Все говорили откровенно.

Устали бояться и постоянно не доверять друг другу. Еще год назад едва ли осмелились бы извлечь из глубины души свои потаенные мысли и открыто говорить о них.

Потребовалось время, чтобы набраться опыта: идеология оккупантов — двойная бухгалтерия. Что они говорят побежденному народу — это одно, что на самом деле думают и претворяют в действительность — совсем другое.

Лишь дочку хозяев хутора Каусивере эти разговоры не интересовали.

Она сидела мечтательно под окном. Подшивала плечики к жакету. Согласно моде, ватные плечи все росли и уже поднимались до ушей.

В полночь проснулся задремавший за столом старик, прозванный дед Дрёма.

Постучал вилкой по рюмке. У деда было большое туловище. Оплывшие щеки. Сонные глазки. Подбородка почти не было. Потребовал внимания. Встал.
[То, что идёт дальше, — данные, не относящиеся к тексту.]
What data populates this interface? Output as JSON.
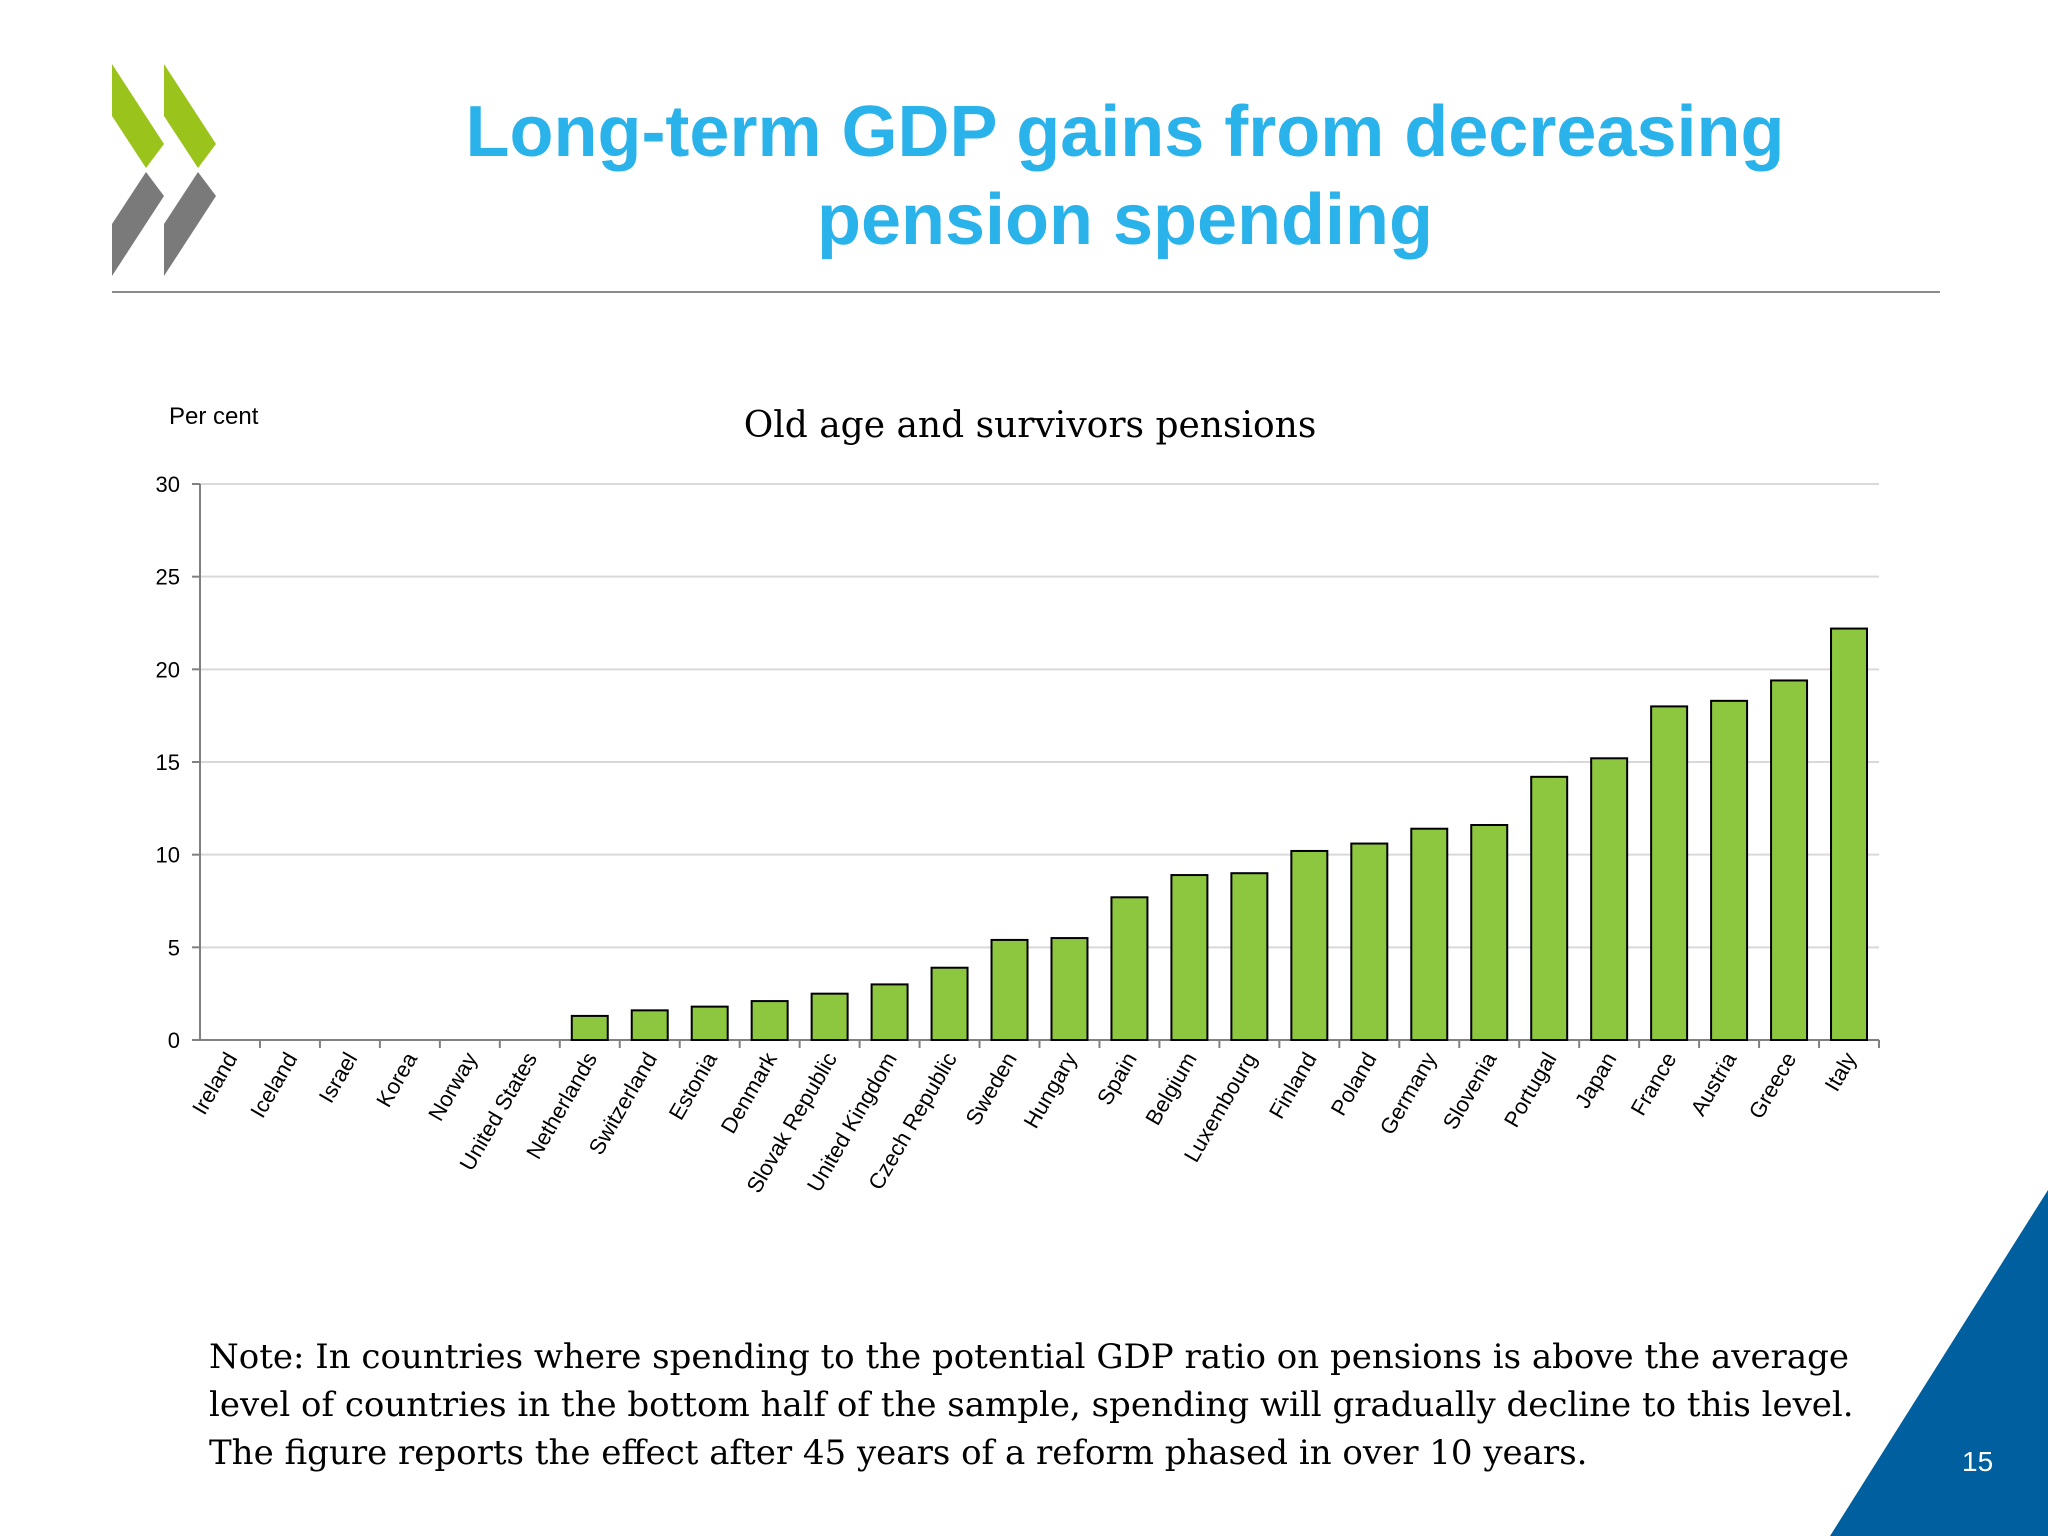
{
  "slide": {
    "title_line1": "Long-term GDP gains from decreasing",
    "title_line2": "pension spending",
    "page_number": "15",
    "accent_color": "#2ab2ea",
    "corner_color": "#005f9e",
    "logo_colors": [
      "#9ac31c",
      "#7a7a7a"
    ]
  },
  "note": {
    "line1": "Note: In countries where spending to the potential GDP ratio on pensions is above the average",
    "line2": "level of countries in the bottom half of the sample, spending will gradually decline to this level.",
    "line3": "The figure reports the effect after 45 years of a reform phased in over 10 years."
  },
  "chart_data": {
    "type": "bar",
    "title": "Old age and survivors pensions",
    "ylabel": "Per cent",
    "xlabel": "",
    "ylim": [
      0,
      30
    ],
    "yticks": [
      0,
      5,
      10,
      15,
      20,
      25,
      30
    ],
    "grid": true,
    "bar_color": "#8dc63f",
    "categories": [
      "Ireland",
      "Iceland",
      "Israel",
      "Korea",
      "Norway",
      "United States",
      "Netherlands",
      "Switzerland",
      "Estonia",
      "Denmark",
      "Slovak Republic",
      "United Kingdom",
      "Czech Republic",
      "Sweden",
      "Hungary",
      "Spain",
      "Belgium",
      "Luxembourg",
      "Finland",
      "Poland",
      "Germany",
      "Slovenia",
      "Portugal",
      "Japan",
      "France",
      "Austria",
      "Greece",
      "Italy"
    ],
    "values": [
      0,
      0,
      0,
      0,
      0,
      0,
      1.3,
      1.6,
      1.8,
      2.1,
      2.5,
      3.0,
      3.9,
      5.4,
      5.5,
      7.7,
      8.9,
      9.0,
      10.2,
      10.6,
      11.4,
      11.6,
      14.2,
      15.2,
      18.0,
      18.3,
      19.4,
      22.2
    ]
  }
}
Объявил, что скажет речь.

Сейчас же громким шепотом призвали всех к порядку. Дед Дрёма скрестил руки на животе. Кашлянув, прочистил голос. Открыл рот. Покрутил большими пальцами рук. Но ни руководящих указаний, ни просветительных слов за этим не последовало. Мыслей у него не было.

Все терпеливо ждали.

Наконец, собственная старуха, дернув деда за полу пиджака, заставила его сесть. Дед вынужден был с этим согласиться. Он загрузился горючим больше, чем следовало. Махнул безнадежно рукой. Сказал:

— Таки нет речи.

Немецкие войска оставили лес, окружавший болото. Но наши самолеты все еще бомбили эти места. Как теперь пригодилась бы им моя информация!

Не знаю, что прервало мой сон. Проснулась, встревоженная. Увидела Суузи в одной рубашке. Она стояла, приложив ухо к двери. Сказала шепотом Лаури:

— Какие-то вооруженные люди ходят вокруг бани.
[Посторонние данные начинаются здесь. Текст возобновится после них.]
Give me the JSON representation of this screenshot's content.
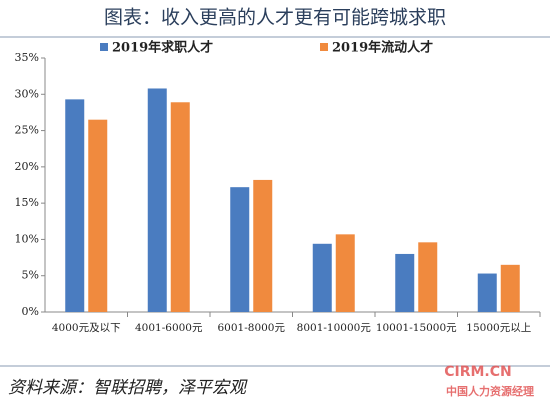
{
  "chart_data": {
    "type": "bar",
    "title": "图表：收入更高的人才更有可能跨城求职",
    "source": "资料来源：智联招聘，泽平宏观",
    "watermark": [
      "CIRM.CN",
      "中国人力资源经理"
    ],
    "categories": [
      "4000元及以下",
      "4001-6000元",
      "6001-8000元",
      "8001-10000元",
      "10001-15000元",
      "15000元以上"
    ],
    "series": [
      {
        "name": "2019年求职人才",
        "color": "#4a7cc0",
        "values": [
          29.3,
          30.8,
          17.2,
          9.4,
          8.0,
          5.3
        ]
      },
      {
        "name": "2019年流动人才",
        "color": "#f08a3e",
        "values": [
          26.5,
          28.9,
          18.2,
          10.7,
          9.6,
          6.5
        ]
      }
    ],
    "ylim": [
      0,
      35
    ],
    "yticks": [
      {
        "value": 0,
        "label": "0%"
      },
      {
        "value": 5,
        "label": "5%"
      },
      {
        "value": 10,
        "label": "10%"
      },
      {
        "value": 15,
        "label": "15%"
      },
      {
        "value": 20,
        "label": "20%"
      },
      {
        "value": 25,
        "label": "25%"
      },
      {
        "value": 30,
        "label": "30%"
      },
      {
        "value": 35,
        "label": "35%"
      }
    ],
    "grid": false
  }
}
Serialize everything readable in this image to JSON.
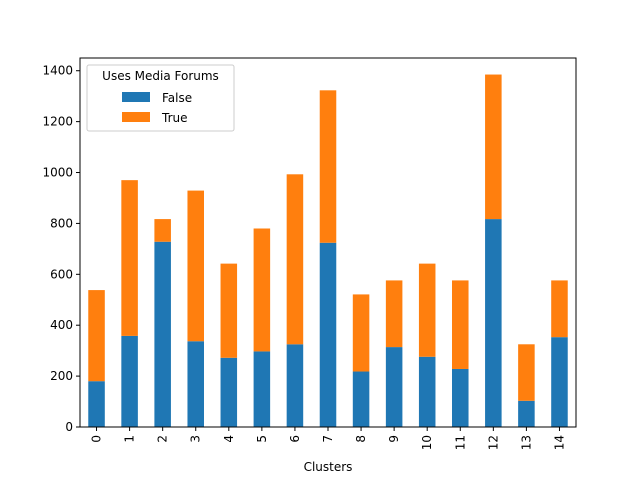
{
  "chart_data": {
    "type": "bar",
    "stacked": true,
    "categories": [
      "0",
      "1",
      "2",
      "3",
      "4",
      "5",
      "6",
      "7",
      "8",
      "9",
      "10",
      "11",
      "12",
      "13",
      "14"
    ],
    "series": [
      {
        "name": "False",
        "color": "#1f77b4",
        "values": [
          180,
          358,
          728,
          337,
          272,
          297,
          325,
          724,
          218,
          314,
          276,
          228,
          817,
          103,
          353
        ]
      },
      {
        "name": "True",
        "color": "#ff7f0e",
        "values": [
          358,
          612,
          89,
          592,
          370,
          483,
          668,
          599,
          303,
          262,
          366,
          348,
          568,
          222,
          223
        ]
      }
    ],
    "title": "",
    "xlabel": "Clusters",
    "ylabel": "",
    "ylim": [
      0,
      1450
    ],
    "yticks": [
      0,
      200,
      400,
      600,
      800,
      1000,
      1200,
      1400
    ],
    "legend": {
      "title": "Uses Media Forums",
      "placement": "top-left"
    },
    "grid": false
  }
}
Первая мысль: пришли за мной! Призывала себя к спокойствию. Лаури уже натянул брюки, когда стали дергать дверную ручку.

И тут забарабанили в дверь.

Лаури спросил:

— Кто там?

Мужской голос снаружи:

— Открывай!

Лаури:

— Я спрашиваю, кто там?

Мужской голос:

— Говорят тебе — открывай! Тогда узнаешь!

Но Лаури уже узнал. Узнал по голосу. Сказал Суузи:

— Это Рейно.

Суузи:

— Какой еще Рейно?

Лаури:

— Из Миннивере. Сын батрачки с хутора Миннивере. Мой одноклассник.
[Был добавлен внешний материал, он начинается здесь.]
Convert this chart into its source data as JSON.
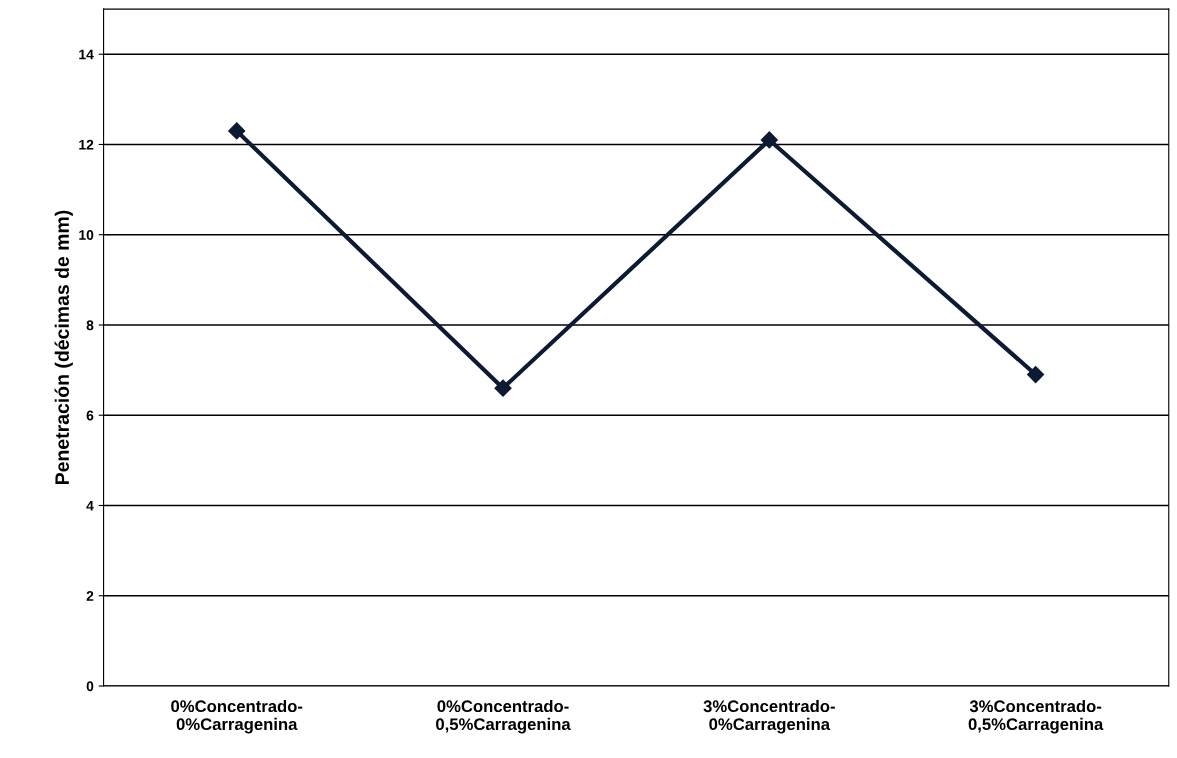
{
  "chart_data": {
    "type": "line",
    "ylabel": "Penetración (décimas de mm)",
    "categories": [
      "0%Concentrado-\n0%Carragenina",
      "0%Concentrado-\n0,5%Carragenina",
      "3%Concentrado-\n0%Carragenina",
      "3%Concentrado-\n0,5%Carragenina"
    ],
    "series": [
      {
        "color": "#0d1a33",
        "values": [
          12.3,
          6.6,
          12.1,
          6.9
        ]
      }
    ],
    "ylim": [
      0,
      15
    ],
    "yticks": [
      0,
      2,
      4,
      6,
      8,
      10,
      12,
      14
    ],
    "grid": "y",
    "marker": "diamond",
    "line_style": "solid",
    "legend": false
  }
}
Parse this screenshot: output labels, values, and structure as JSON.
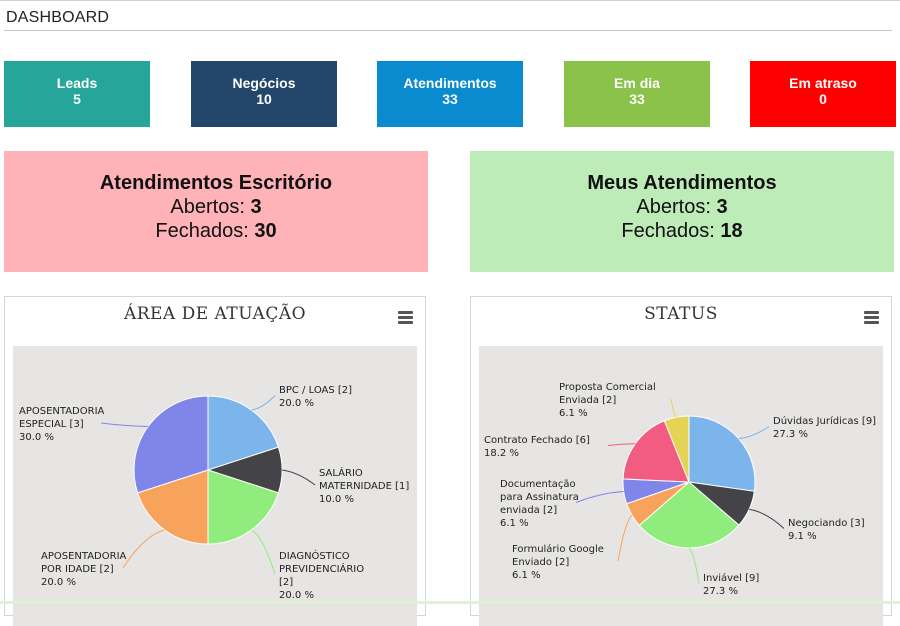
{
  "header": {
    "title": "DASHBOARD"
  },
  "stats": [
    {
      "label": "Leads",
      "value": "5",
      "color": "#26a69a"
    },
    {
      "label": "Negócios",
      "value": "10",
      "color": "#23476b"
    },
    {
      "label": "Atendimentos",
      "value": "33",
      "color": "#0a8bd0"
    },
    {
      "label": "Em dia",
      "value": "33",
      "color": "#8bc34a"
    },
    {
      "label": "Em atraso",
      "value": "0",
      "color": "#ff0000"
    }
  ],
  "summary": {
    "office": {
      "title": "Atendimentos Escritório",
      "open_label": "Abertos:",
      "open_value": "3",
      "closed_label": "Fechados:",
      "closed_value": "30",
      "bg": "#ffb3b8"
    },
    "mine": {
      "title": "Meus Atendimentos",
      "open_label": "Abertos:",
      "open_value": "3",
      "closed_label": "Fechados:",
      "closed_value": "18",
      "bg": "#beecb8"
    }
  },
  "chart_data": [
    {
      "type": "pie",
      "title": "ÁREA DE ATUAÇÃO",
      "slices": [
        {
          "name": "BPC / LOAS",
          "count": 2,
          "percent": 20.0,
          "color": "#7cb5ec",
          "label_lines": [
            "BPC / LOAS [2]",
            "20.0 %"
          ]
        },
        {
          "name": "SALÁRIO MATERNIDADE",
          "count": 1,
          "percent": 10.0,
          "color": "#434348",
          "label_lines": [
            "SALÁRIO",
            "MATERNIDADE [1]",
            "10.0 %"
          ]
        },
        {
          "name": "DIAGNÓSTICO PREVIDENCIÁRIO",
          "count": 2,
          "percent": 20.0,
          "color": "#90ed7d",
          "label_lines": [
            "DIAGNÓSTICO",
            "PREVIDENCIÁRIO",
            "[2]",
            "20.0 %"
          ]
        },
        {
          "name": "APOSENTADORIA POR IDADE",
          "count": 2,
          "percent": 20.0,
          "color": "#f7a35c",
          "label_lines": [
            "APOSENTADORIA",
            "POR IDADE [2]",
            "20.0 %"
          ]
        },
        {
          "name": "APOSENTADORIA ESPECIAL",
          "count": 3,
          "percent": 30.0,
          "color": "#8085e9",
          "label_lines": [
            "APOSENTADORIA",
            "ESPECIAL [3]",
            "30.0 %"
          ]
        }
      ]
    },
    {
      "type": "pie",
      "title": "STATUS",
      "slices": [
        {
          "name": "Dúvidas Jurídicas",
          "count": 9,
          "percent": 27.3,
          "color": "#7cb5ec",
          "label_lines": [
            "Dúvidas Jurídicas [9]",
            "27.3 %"
          ]
        },
        {
          "name": "Negociando",
          "count": 3,
          "percent": 9.1,
          "color": "#434348",
          "label_lines": [
            "Negociando [3]",
            "9.1 %"
          ]
        },
        {
          "name": "Inviável",
          "count": 9,
          "percent": 27.3,
          "color": "#90ed7d",
          "label_lines": [
            "Inviável [9]",
            "27.3 %"
          ]
        },
        {
          "name": "Formulário Google Enviado",
          "count": 2,
          "percent": 6.1,
          "color": "#f7a35c",
          "label_lines": [
            "Formulário Google",
            "Enviado [2]",
            "6.1 %"
          ]
        },
        {
          "name": "Documentação para Assinatura enviada",
          "count": 2,
          "percent": 6.1,
          "color": "#8085e9",
          "label_lines": [
            "Documentação",
            "para Assinatura",
            "enviada [2]",
            "6.1 %"
          ]
        },
        {
          "name": "Contrato Fechado",
          "count": 6,
          "percent": 18.2,
          "color": "#f15c80",
          "label_lines": [
            "Contrato Fechado [6]",
            "18.2 %"
          ]
        },
        {
          "name": "Proposta Comercial Enviada",
          "count": 2,
          "percent": 6.1,
          "color": "#e4d354",
          "label_lines": [
            "Proposta Comercial",
            "Enviada [2]",
            "6.1 %"
          ]
        }
      ]
    }
  ]
}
Теперь в дверь колотили гораздо злее. Прикладом. Лаури открыл. Часть самооборонщиков осталась снаружи. У двери.

На нас с Суузи никто даже не взглянул. Рейно спросил у Лаури, почему он не явился на мобилизационный пункт.

— Повестку-то получил?

Лаури:

— Получил.

Рейно:

— Почему же не явился?

Лаури:

— Явиться-то я явился бы. Сам же видишь — в лес не спрятался. Я считал: успеется еще. Сначала надо рожь убрать.